Desde pequeños vivimos experiencias en espacios públicos como colegios, plazas, museos etc. y en todos ellos vemos el contenido, pero no el contenedor. Y, si bien desde pequeños nos enseñan a cuidar los materiales y las paredes, el orden y la limpieza, también hacen a la belleza de un edificio e incluso de una ciudad.
Recientemente tuve la oportunidad de conocer Xiamen, una ciudad china, en ella se funden la modernidad con la tradición, pero si hay algo que abunda es el respeto. La prolijidad y la limpieza son rasgos de la sociedad que habita la ciudad.


Cuando tenemos la posibilidad de viajar y conocer ciudades nuevas lo primero que nos llama la atención en de las mismas (tengamos o no conocimientos en arquitectura) es su urbanismo, la complexión edilicia en general, los edificios que resaltan y su pulcritud.

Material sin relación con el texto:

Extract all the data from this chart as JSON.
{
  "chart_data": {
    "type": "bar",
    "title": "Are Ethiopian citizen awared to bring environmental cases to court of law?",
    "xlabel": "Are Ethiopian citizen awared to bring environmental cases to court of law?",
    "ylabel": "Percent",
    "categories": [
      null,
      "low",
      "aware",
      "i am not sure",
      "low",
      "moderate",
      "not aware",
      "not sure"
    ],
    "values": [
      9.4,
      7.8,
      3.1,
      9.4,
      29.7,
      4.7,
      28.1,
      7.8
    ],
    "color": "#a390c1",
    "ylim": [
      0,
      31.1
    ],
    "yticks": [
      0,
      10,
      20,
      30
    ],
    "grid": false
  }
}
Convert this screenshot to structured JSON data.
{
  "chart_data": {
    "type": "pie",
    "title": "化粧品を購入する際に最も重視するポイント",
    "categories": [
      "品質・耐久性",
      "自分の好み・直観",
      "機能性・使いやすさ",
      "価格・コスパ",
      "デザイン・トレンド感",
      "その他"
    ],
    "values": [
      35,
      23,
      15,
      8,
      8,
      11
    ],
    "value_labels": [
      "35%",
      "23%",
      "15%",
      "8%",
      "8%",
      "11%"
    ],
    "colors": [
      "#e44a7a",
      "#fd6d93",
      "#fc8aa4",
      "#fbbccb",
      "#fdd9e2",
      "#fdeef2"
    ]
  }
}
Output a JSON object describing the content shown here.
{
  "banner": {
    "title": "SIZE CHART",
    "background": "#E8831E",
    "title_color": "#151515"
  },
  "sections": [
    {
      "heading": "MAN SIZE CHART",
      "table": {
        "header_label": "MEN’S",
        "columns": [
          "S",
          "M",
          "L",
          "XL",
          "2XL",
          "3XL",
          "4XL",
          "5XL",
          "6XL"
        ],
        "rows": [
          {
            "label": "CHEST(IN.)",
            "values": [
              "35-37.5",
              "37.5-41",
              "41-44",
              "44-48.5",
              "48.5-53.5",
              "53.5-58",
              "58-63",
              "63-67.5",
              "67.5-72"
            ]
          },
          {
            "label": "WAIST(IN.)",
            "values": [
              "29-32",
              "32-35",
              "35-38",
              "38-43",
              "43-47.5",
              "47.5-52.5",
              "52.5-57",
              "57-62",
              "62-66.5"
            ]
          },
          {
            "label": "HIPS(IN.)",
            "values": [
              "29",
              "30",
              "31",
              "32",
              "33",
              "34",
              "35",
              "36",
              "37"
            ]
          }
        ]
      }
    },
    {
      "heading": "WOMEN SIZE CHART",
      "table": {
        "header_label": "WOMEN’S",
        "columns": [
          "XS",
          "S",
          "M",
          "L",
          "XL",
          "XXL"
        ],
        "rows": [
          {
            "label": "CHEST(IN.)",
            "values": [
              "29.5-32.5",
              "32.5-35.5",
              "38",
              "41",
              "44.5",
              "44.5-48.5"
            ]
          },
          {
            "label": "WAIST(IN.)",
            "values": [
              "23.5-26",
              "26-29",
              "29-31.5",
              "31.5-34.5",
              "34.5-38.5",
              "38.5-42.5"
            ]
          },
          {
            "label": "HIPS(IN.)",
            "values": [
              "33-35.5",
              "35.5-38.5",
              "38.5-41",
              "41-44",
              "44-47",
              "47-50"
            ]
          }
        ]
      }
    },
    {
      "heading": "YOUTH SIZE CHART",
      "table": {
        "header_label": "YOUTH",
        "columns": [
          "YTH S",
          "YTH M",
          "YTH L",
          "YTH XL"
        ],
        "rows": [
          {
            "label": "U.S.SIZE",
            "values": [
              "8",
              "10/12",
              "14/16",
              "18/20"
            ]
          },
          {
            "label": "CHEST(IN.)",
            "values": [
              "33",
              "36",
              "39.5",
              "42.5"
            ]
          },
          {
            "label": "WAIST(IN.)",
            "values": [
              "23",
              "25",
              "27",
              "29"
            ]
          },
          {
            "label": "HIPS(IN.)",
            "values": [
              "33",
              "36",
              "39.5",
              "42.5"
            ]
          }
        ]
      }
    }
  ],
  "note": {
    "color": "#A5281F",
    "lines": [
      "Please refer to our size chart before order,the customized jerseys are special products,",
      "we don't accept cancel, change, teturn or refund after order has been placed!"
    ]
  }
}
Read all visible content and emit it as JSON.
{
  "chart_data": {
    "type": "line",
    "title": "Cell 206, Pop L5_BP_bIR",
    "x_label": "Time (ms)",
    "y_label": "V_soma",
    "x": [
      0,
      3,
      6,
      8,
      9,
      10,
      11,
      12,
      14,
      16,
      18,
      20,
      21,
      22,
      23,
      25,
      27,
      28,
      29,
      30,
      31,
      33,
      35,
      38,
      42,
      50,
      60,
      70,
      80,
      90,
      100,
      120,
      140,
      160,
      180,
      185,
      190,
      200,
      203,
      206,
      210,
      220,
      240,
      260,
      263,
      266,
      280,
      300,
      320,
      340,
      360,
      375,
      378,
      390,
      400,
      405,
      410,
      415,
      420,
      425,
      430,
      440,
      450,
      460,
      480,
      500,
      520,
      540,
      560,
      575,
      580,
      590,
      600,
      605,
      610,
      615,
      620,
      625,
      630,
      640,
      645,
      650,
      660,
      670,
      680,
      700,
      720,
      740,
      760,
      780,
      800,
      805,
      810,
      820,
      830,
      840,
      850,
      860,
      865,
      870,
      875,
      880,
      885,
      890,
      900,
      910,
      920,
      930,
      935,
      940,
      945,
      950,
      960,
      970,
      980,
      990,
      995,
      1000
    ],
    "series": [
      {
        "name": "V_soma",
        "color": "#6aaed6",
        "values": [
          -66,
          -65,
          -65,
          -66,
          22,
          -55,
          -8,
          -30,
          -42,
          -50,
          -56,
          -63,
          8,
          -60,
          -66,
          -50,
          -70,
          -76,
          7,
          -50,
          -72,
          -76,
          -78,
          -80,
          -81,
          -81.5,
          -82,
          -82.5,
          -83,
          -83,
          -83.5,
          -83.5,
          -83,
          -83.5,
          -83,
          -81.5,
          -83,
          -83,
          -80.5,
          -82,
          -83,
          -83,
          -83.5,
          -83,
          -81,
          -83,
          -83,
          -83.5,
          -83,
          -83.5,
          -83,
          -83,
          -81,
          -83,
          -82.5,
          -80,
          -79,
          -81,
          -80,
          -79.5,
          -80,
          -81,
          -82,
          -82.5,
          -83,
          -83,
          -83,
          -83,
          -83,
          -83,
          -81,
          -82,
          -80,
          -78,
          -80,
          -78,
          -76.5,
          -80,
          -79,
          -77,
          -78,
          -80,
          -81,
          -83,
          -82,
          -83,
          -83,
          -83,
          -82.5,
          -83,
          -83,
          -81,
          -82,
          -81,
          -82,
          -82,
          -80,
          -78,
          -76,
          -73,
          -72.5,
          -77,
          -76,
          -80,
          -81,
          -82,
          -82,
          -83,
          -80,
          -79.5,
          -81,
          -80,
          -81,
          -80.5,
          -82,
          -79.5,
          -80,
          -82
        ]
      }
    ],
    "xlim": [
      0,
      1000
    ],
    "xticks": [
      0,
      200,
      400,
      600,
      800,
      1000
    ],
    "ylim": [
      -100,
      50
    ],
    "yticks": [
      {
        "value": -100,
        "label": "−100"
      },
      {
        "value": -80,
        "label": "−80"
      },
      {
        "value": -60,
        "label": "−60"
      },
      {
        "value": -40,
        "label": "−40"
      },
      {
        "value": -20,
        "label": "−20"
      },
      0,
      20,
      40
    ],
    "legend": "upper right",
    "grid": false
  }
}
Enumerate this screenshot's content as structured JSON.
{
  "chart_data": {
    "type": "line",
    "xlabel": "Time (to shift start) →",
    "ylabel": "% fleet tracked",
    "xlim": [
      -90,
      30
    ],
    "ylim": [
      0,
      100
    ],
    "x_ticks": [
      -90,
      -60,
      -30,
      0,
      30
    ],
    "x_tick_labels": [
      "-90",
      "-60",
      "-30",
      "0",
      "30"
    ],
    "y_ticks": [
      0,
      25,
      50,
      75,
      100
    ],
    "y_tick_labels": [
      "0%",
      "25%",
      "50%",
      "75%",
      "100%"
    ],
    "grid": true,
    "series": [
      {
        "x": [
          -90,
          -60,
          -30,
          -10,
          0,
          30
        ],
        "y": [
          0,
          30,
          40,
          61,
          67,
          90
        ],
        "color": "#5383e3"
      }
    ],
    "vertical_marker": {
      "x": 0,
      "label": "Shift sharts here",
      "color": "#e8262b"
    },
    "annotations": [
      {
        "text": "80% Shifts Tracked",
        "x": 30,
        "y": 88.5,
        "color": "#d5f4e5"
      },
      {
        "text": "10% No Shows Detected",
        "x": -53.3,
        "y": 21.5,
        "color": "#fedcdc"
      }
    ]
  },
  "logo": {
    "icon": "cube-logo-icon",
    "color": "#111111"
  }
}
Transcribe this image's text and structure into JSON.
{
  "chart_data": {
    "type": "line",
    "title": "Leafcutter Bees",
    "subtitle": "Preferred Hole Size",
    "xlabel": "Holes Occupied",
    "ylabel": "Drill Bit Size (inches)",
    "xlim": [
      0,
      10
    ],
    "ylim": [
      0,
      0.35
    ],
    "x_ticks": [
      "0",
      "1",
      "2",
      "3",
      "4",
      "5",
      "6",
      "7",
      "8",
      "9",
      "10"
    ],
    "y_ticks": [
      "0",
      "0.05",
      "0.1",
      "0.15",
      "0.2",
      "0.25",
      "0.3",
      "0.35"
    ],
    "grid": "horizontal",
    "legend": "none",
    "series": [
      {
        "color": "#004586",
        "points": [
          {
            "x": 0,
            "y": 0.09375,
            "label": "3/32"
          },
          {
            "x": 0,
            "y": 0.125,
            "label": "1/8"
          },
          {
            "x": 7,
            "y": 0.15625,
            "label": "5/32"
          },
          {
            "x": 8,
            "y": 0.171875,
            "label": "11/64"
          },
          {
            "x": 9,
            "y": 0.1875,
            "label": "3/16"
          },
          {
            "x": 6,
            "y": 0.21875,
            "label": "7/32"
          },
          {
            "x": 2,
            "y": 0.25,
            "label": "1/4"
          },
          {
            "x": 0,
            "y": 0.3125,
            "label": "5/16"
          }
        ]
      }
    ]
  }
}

Vamos de lo macro a lo micro y terminamos juzgando una ciudad (y a sus habitantes) por basura tirada en el piso.
Ahora bien, ¿cómo mejorar eso? Simplemente con el ejemplo a nuestros hijos y nietos; los papeles van al tacho, las paredes (ninguna) se escribe, y no se rompen las cosas públicas porque son de todos.
Es simple y para muchos parece complicado.
Eduquemos con el ejemplo para crear espacios urbanísticos agradables para cualquiera, porque, después de todo, la arquitectura es un bien ganancial de la sociedad y no hay nada mejor que dejarles como legado buenos modales, educación y una bella ciudad que cuidar.